- Born: 1849
- Died: 1921
- Occupation: Lawyer
- Known for: Being one of the first African-American lawyer of Tennessee

= Prince Albert Ewing =

One of the first Tennessee black lawyers

Prince Albert Ervin Ewing (1849–1921) was one of Tennessee's first Black lawyers, a pioneering African American attorney and civil rights advocate in Tennessee. Born into slavery, Ewing became one of the first Black lawyers in the state during a time of extreme racial segregation. His twin brother, Taylor G. Ewing, was also an influential civil rights lawyer.

== Life ==
Prince Albert Ewing was born 28 Feb 1849 in Davidson County, Tennessee. His mother was Margaret (Ewing) Thompson. According to descendants, he was born enslaved at the Travellers Rest plantation in Nashville which was owned by John W Overton's family. Ewing studied law under the influential lawyer/politician Edward Baxter. Born into slavery, Ewing had eventually become a Fisk graduate.
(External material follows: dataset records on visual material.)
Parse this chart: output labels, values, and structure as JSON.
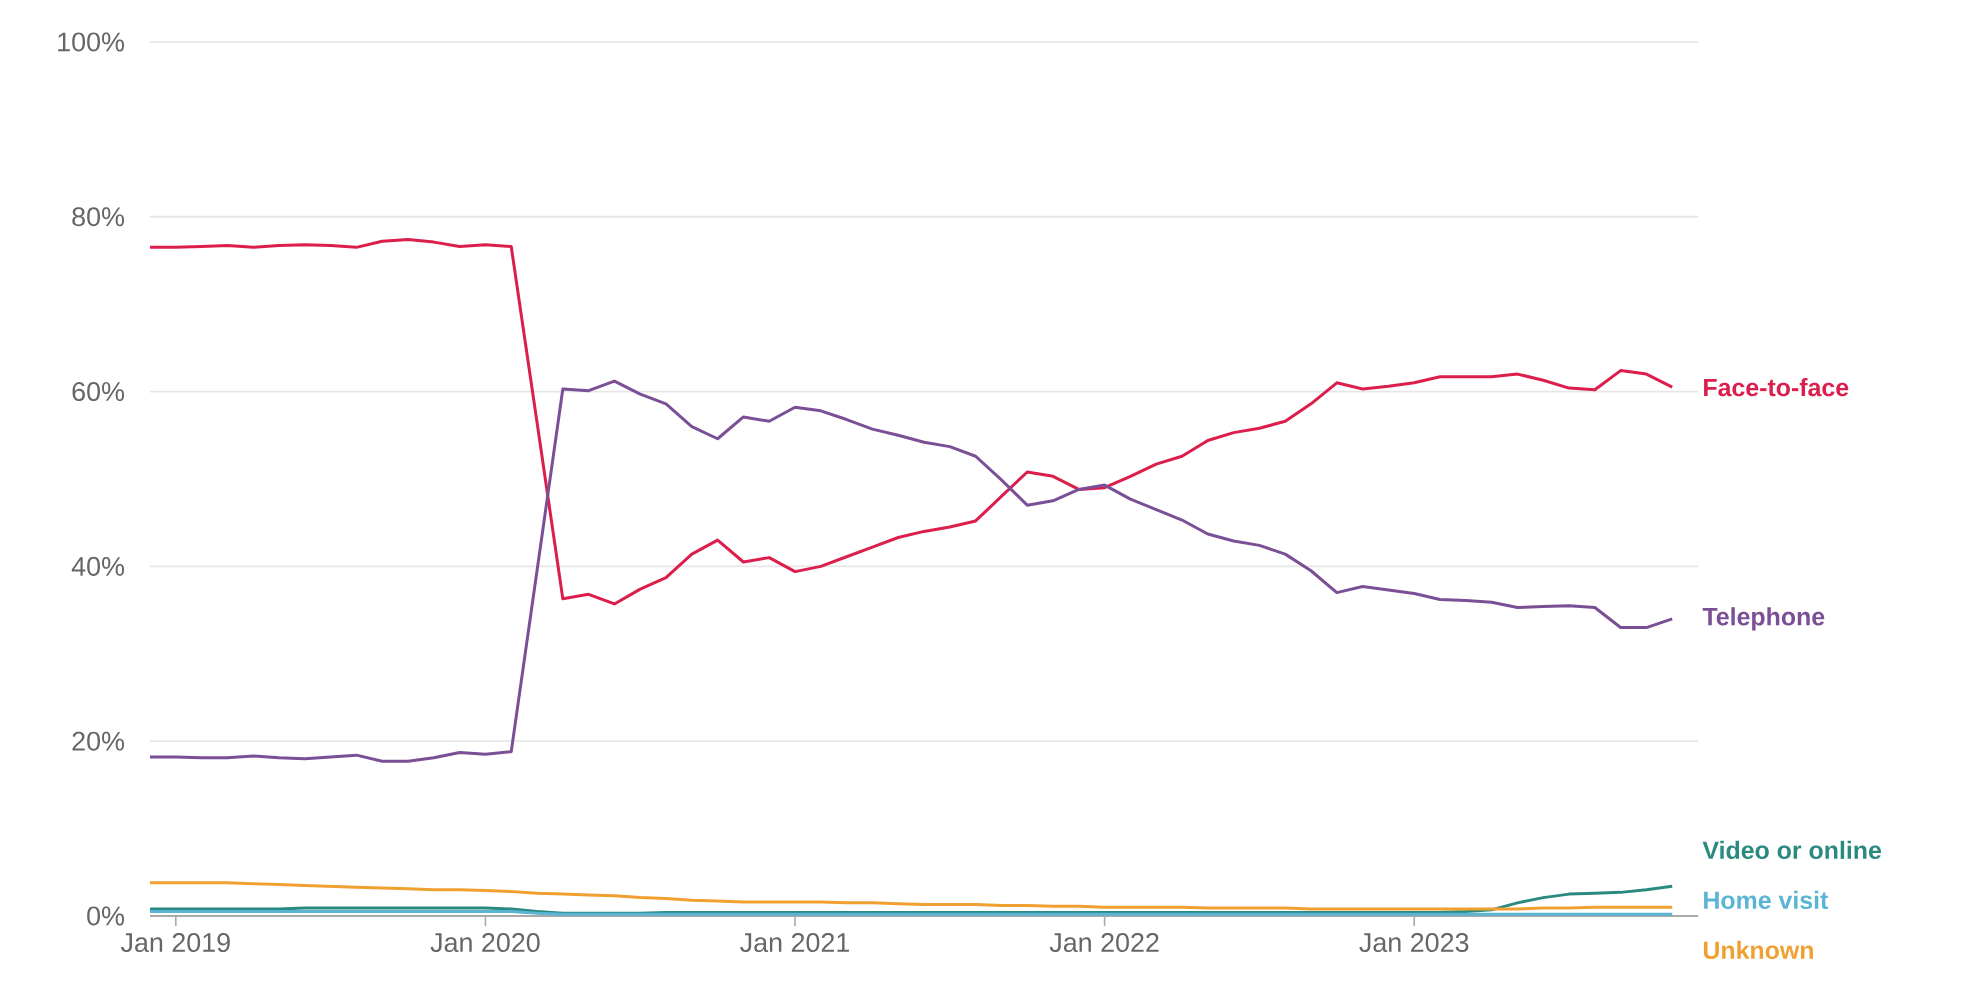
{
  "chart_data": {
    "type": "line",
    "x": [
      "2018-12",
      "2019-01",
      "2019-02",
      "2019-03",
      "2019-04",
      "2019-05",
      "2019-06",
      "2019-07",
      "2019-08",
      "2019-09",
      "2019-10",
      "2019-11",
      "2019-12",
      "2020-01",
      "2020-02",
      "2020-03",
      "2020-04",
      "2020-05",
      "2020-06",
      "2020-07",
      "2020-08",
      "2020-09",
      "2020-10",
      "2020-11",
      "2020-12",
      "2021-01",
      "2021-02",
      "2021-03",
      "2021-04",
      "2021-05",
      "2021-06",
      "2021-07",
      "2021-08",
      "2021-09",
      "2021-10",
      "2021-11",
      "2021-12",
      "2022-01",
      "2022-02",
      "2022-03",
      "2022-04",
      "2022-05",
      "2022-06",
      "2022-07",
      "2022-08",
      "2022-09",
      "2022-10",
      "2022-11",
      "2022-12",
      "2023-01",
      "2023-02",
      "2023-03",
      "2023-04",
      "2023-05",
      "2023-06",
      "2023-07",
      "2023-08",
      "2023-09",
      "2023-10",
      "2023-11"
    ],
    "series": [
      {
        "name": "Face-to-face",
        "color": "#dc1e4c",
        "values": [
          76.5,
          76.5,
          76.6,
          76.7,
          76.5,
          76.7,
          76.8,
          76.7,
          76.5,
          77.2,
          77.4,
          77.1,
          76.6,
          76.8,
          76.6,
          56.5,
          36.3,
          36.8,
          35.7,
          37.4,
          38.7,
          41.4,
          43.0,
          40.5,
          41.0,
          39.4,
          40.0,
          41.1,
          42.2,
          43.3,
          44.0,
          44.5,
          45.2,
          48.0,
          50.8,
          50.3,
          48.8,
          49.0,
          50.3,
          51.7,
          52.6,
          54.4,
          55.3,
          55.8,
          56.6,
          58.6,
          61.0,
          60.3,
          60.6,
          61.0,
          61.7,
          61.7,
          61.7,
          62.0,
          61.3,
          60.4,
          60.2,
          62.4,
          62.0,
          60.5
        ]
      },
      {
        "name": "Telephone",
        "color": "#7b4f95",
        "values": [
          18.2,
          18.2,
          18.1,
          18.1,
          18.3,
          18.1,
          18.0,
          18.2,
          18.4,
          17.7,
          17.7,
          18.1,
          18.7,
          18.5,
          18.8,
          39.5,
          60.3,
          60.1,
          61.2,
          59.7,
          58.6,
          56.0,
          54.6,
          57.1,
          56.6,
          58.2,
          57.8,
          56.8,
          55.7,
          55.0,
          54.2,
          53.7,
          52.6,
          49.9,
          47.0,
          47.5,
          48.8,
          49.3,
          47.7,
          46.5,
          45.3,
          43.7,
          42.9,
          42.4,
          41.4,
          39.5,
          37.0,
          37.7,
          37.3,
          36.9,
          36.2,
          36.1,
          35.9,
          35.3,
          35.4,
          35.5,
          35.3,
          33.0,
          33.0,
          34.0
        ]
      },
      {
        "name": "Video or online",
        "color": "#2a8a80",
        "values": [
          0.8,
          0.8,
          0.8,
          0.8,
          0.8,
          0.8,
          0.9,
          0.9,
          0.9,
          0.9,
          0.9,
          0.9,
          0.9,
          0.9,
          0.8,
          0.5,
          0.3,
          0.3,
          0.3,
          0.3,
          0.4,
          0.4,
          0.4,
          0.4,
          0.4,
          0.4,
          0.4,
          0.4,
          0.4,
          0.4,
          0.4,
          0.4,
          0.4,
          0.4,
          0.4,
          0.4,
          0.4,
          0.4,
          0.4,
          0.4,
          0.4,
          0.4,
          0.4,
          0.4,
          0.4,
          0.4,
          0.4,
          0.4,
          0.4,
          0.4,
          0.4,
          0.5,
          0.7,
          1.5,
          2.1,
          2.5,
          2.6,
          2.7,
          3.0,
          3.4
        ]
      },
      {
        "name": "Home visit",
        "color": "#5ab4d4",
        "values": [
          0.5,
          0.5,
          0.5,
          0.5,
          0.5,
          0.5,
          0.5,
          0.5,
          0.5,
          0.5,
          0.5,
          0.5,
          0.5,
          0.5,
          0.5,
          0.3,
          0.2,
          0.2,
          0.2,
          0.2,
          0.2,
          0.2,
          0.2,
          0.2,
          0.2,
          0.2,
          0.2,
          0.2,
          0.2,
          0.2,
          0.2,
          0.2,
          0.2,
          0.2,
          0.2,
          0.2,
          0.2,
          0.2,
          0.2,
          0.2,
          0.2,
          0.2,
          0.2,
          0.2,
          0.2,
          0.2,
          0.2,
          0.2,
          0.2,
          0.2,
          0.2,
          0.2,
          0.2,
          0.2,
          0.2,
          0.2,
          0.2,
          0.2,
          0.2,
          0.2
        ]
      },
      {
        "name": "Unknown",
        "color": "#f0a030",
        "values": [
          3.8,
          3.8,
          3.8,
          3.8,
          3.7,
          3.6,
          3.5,
          3.4,
          3.3,
          3.2,
          3.1,
          3.0,
          3.0,
          2.9,
          2.8,
          2.6,
          2.5,
          2.4,
          2.3,
          2.1,
          2.0,
          1.8,
          1.7,
          1.6,
          1.6,
          1.6,
          1.6,
          1.5,
          1.5,
          1.4,
          1.3,
          1.3,
          1.3,
          1.2,
          1.2,
          1.1,
          1.1,
          1.0,
          1.0,
          1.0,
          1.0,
          0.9,
          0.9,
          0.9,
          0.9,
          0.8,
          0.8,
          0.8,
          0.8,
          0.8,
          0.8,
          0.8,
          0.8,
          0.8,
          0.9,
          0.9,
          1.0,
          1.0,
          1.0,
          1.0
        ]
      }
    ],
    "xlim": [
      "2018-12",
      "2023-12"
    ],
    "xticks": [
      {
        "value": "2019-01",
        "label": "Jan 2019"
      },
      {
        "value": "2020-01",
        "label": "Jan 2020"
      },
      {
        "value": "2021-01",
        "label": "Jan 2021"
      },
      {
        "value": "2022-01",
        "label": "Jan 2022"
      },
      {
        "value": "2023-01",
        "label": "Jan 2023"
      }
    ],
    "ylim": [
      0,
      100
    ],
    "yticks": [
      {
        "value": 0,
        "label": "0%"
      },
      {
        "value": 20,
        "label": "20%"
      },
      {
        "value": 40,
        "label": "40%"
      },
      {
        "value": 60,
        "label": "60%"
      },
      {
        "value": 80,
        "label": "80%"
      },
      {
        "value": 100,
        "label": "100%"
      }
    ],
    "grid": "y"
  }
}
Many local historians believe that when he obtained a “regular” attorney's license on September 15, 1871, he was likely the first African American to do so. Prince married Isabella Watson in 1872.

== Career ==
Ewing and his brother played a crucial role in advocating for African American rights, including efforts to challenge discriminatory laws and practices. Their law office in Nashville became a focal point for African American legal action.